La useless box ("scatola inutile") è un dispositivo meccanico funzionante ma progettato per non compiere alcuna attività rilevante. La sua origine concettuale si può far risalire a battute umoristiche popolari, come per esempio la "macchina per tagliare il brodo"; uno scherzoso esemplare gigantesco venne realizzato nel 1919 a Pavia da una compagnia di goliardi per la "festa della matricola"; con loro c'era il futuro premio Nobel Giulio Natta[1].
Questi dispositivi, creati e magari venduti per diletto o per mostrare come un meccanismo molto articolato può compiere azioni inutili, dal punto di vista filosofico vengono fatti risalire alle "macchine inutili" di Bruno Munari.[2][3]
Munari affermava che tali macchine sono inutili perché "non fabbricano, non eliminano manodopera, non fanno economizzare tempo e denaro, non producono niente di commerciabile. Non sono altro che oggetti mobili colorati, appositamente studiati per ottenere quella determinata varietà di accostamenti, di movimenti, di forme e di colori. Oggetti da guardare come si guarda un complesso mobile di nubi dopo essere stati sette ore nell’interno di un’officina di macchine utili"[4].

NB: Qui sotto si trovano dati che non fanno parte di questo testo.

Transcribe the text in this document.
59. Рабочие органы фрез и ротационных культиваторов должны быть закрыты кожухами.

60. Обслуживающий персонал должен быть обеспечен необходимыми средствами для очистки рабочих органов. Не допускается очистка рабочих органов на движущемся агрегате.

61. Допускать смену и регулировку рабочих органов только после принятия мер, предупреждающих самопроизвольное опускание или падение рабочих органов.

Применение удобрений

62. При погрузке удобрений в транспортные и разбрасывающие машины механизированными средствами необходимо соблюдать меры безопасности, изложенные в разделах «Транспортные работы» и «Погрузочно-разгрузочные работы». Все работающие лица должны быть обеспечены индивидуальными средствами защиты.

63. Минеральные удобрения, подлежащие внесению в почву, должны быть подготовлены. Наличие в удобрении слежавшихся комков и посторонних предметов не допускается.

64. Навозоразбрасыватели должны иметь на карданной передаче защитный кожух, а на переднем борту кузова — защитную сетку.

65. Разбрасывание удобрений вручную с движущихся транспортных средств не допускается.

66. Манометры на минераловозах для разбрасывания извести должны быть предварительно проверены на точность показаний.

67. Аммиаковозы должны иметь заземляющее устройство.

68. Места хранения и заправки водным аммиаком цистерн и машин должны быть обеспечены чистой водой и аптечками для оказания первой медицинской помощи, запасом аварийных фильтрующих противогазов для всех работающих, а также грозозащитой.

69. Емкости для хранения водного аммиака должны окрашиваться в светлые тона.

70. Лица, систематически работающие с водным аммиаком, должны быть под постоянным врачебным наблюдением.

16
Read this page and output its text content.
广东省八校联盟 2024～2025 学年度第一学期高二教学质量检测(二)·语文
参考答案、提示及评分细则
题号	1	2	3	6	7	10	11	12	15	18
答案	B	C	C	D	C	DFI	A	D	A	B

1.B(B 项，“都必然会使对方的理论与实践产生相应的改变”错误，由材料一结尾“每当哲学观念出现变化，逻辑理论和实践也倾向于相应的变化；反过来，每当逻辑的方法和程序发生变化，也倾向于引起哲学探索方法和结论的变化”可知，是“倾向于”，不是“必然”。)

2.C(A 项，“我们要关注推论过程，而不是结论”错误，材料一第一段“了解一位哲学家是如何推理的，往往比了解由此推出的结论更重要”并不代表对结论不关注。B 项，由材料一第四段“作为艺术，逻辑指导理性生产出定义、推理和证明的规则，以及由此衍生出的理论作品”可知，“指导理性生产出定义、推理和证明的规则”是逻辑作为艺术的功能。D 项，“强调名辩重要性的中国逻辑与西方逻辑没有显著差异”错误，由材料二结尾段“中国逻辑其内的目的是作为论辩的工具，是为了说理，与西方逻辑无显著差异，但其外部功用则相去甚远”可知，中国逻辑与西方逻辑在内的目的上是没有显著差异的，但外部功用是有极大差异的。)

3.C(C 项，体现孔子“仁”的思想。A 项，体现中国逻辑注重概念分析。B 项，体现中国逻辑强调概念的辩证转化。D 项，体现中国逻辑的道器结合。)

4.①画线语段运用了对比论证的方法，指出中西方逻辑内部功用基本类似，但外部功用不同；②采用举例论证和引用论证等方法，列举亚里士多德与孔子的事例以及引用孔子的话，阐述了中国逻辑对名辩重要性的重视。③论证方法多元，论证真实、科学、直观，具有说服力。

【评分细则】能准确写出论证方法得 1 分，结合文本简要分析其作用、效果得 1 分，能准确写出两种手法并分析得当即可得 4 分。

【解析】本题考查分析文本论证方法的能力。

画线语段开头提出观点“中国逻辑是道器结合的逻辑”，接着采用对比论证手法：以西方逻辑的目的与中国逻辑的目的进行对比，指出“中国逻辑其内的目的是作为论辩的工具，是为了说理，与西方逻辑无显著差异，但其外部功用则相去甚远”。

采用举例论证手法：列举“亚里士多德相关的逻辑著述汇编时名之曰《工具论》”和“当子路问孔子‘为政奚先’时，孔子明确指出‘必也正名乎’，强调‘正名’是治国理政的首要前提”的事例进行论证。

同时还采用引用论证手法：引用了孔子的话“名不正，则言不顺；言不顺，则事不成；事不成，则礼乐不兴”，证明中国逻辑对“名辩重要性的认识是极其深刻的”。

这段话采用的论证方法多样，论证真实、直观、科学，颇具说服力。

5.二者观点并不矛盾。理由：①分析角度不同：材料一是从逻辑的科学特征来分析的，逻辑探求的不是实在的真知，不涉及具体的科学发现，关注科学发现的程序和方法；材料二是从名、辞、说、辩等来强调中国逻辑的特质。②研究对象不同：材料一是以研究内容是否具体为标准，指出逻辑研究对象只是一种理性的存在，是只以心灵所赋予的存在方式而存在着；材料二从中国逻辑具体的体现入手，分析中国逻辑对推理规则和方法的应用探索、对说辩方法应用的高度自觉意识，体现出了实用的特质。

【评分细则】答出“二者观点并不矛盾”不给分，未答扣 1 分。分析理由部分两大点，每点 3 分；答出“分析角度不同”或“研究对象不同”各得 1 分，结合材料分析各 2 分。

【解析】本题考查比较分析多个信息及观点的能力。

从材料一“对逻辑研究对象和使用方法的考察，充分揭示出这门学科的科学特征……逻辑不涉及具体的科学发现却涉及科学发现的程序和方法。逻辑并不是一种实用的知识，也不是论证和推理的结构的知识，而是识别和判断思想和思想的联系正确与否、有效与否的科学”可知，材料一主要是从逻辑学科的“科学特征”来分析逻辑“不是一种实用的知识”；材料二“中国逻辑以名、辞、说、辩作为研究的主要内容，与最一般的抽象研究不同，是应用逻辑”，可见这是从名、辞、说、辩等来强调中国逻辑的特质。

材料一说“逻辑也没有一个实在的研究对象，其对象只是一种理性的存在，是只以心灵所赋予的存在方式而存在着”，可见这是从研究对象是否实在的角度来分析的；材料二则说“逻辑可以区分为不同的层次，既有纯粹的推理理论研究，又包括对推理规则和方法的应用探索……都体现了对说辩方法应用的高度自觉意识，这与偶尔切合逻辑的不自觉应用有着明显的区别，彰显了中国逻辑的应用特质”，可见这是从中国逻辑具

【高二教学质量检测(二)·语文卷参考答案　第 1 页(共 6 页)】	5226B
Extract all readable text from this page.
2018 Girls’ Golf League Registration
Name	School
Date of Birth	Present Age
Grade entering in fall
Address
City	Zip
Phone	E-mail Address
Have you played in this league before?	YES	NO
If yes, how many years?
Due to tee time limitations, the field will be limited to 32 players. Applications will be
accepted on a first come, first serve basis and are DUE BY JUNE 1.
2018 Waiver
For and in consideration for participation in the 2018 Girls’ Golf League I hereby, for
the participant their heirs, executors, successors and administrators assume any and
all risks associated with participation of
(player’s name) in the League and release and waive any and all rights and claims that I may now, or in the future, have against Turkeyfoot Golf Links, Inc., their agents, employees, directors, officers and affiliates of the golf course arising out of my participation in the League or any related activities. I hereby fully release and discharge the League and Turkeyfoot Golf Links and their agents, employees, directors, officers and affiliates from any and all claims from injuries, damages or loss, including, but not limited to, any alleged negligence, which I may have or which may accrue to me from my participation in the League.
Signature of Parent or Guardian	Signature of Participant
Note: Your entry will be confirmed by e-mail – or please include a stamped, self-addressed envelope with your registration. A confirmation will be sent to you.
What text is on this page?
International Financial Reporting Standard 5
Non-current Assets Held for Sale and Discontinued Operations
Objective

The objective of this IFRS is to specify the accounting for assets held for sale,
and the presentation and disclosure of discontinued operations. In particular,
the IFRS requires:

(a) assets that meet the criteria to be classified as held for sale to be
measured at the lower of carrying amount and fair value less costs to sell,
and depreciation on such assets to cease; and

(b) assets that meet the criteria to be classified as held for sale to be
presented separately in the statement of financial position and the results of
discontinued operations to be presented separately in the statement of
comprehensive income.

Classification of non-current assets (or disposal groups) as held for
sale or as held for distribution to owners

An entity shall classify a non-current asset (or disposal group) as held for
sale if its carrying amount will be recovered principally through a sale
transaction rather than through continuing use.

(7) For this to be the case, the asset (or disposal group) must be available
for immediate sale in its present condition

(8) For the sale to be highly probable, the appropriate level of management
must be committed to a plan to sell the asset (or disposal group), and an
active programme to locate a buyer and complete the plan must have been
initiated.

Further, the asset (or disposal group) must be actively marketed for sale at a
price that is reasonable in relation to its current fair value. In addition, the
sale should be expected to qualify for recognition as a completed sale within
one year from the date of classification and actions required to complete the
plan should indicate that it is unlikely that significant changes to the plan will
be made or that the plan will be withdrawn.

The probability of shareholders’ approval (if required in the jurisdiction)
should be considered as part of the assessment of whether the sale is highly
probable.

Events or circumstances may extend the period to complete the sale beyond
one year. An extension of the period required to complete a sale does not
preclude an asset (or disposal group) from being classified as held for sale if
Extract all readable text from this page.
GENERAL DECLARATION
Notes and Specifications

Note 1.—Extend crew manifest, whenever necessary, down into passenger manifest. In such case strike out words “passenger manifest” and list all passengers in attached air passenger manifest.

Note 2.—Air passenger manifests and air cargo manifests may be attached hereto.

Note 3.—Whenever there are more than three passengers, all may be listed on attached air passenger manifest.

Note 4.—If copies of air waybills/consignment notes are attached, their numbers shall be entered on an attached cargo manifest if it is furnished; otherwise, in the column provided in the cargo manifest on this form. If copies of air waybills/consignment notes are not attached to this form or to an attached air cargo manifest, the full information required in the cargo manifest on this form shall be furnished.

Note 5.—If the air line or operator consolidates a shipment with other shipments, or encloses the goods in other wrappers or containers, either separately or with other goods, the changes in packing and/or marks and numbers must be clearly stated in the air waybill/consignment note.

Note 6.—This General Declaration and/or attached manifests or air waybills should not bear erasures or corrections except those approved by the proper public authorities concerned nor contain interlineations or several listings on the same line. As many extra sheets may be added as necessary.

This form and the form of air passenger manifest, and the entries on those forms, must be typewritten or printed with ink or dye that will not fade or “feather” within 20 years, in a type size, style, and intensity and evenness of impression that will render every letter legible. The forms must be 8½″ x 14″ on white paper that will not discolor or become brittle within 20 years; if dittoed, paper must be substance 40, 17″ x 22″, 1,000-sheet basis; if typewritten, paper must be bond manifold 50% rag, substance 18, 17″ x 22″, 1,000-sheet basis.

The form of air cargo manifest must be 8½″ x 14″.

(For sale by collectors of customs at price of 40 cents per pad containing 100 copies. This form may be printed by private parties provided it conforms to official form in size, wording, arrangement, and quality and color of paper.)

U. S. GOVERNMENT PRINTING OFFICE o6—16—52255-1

Tra le più celebri useless box ci sono quelle ispirate ai progetti del matematico Marvin Minsky e che consistono in una scatola di legno con un interruttore. Attivando l'interruttore si mette in azione un meccanismo il cui unico scopo è quello di disattivare l'interruttore stesso e riportare la scatola nello stato precedente[5]. Questo meccanismo può ricordare alcuni tipi di salvadanai automatici che "rubano" le monete.
Spesso le useless box vengono vendute in parti separate da montare, in modo che l'assemblamento della macchina rientri nel fai da te o nei rompicapi da costruire. Le macchina inutili non prodotte in maniera seriale sono considerate oggetti di Arte contemporanea[6].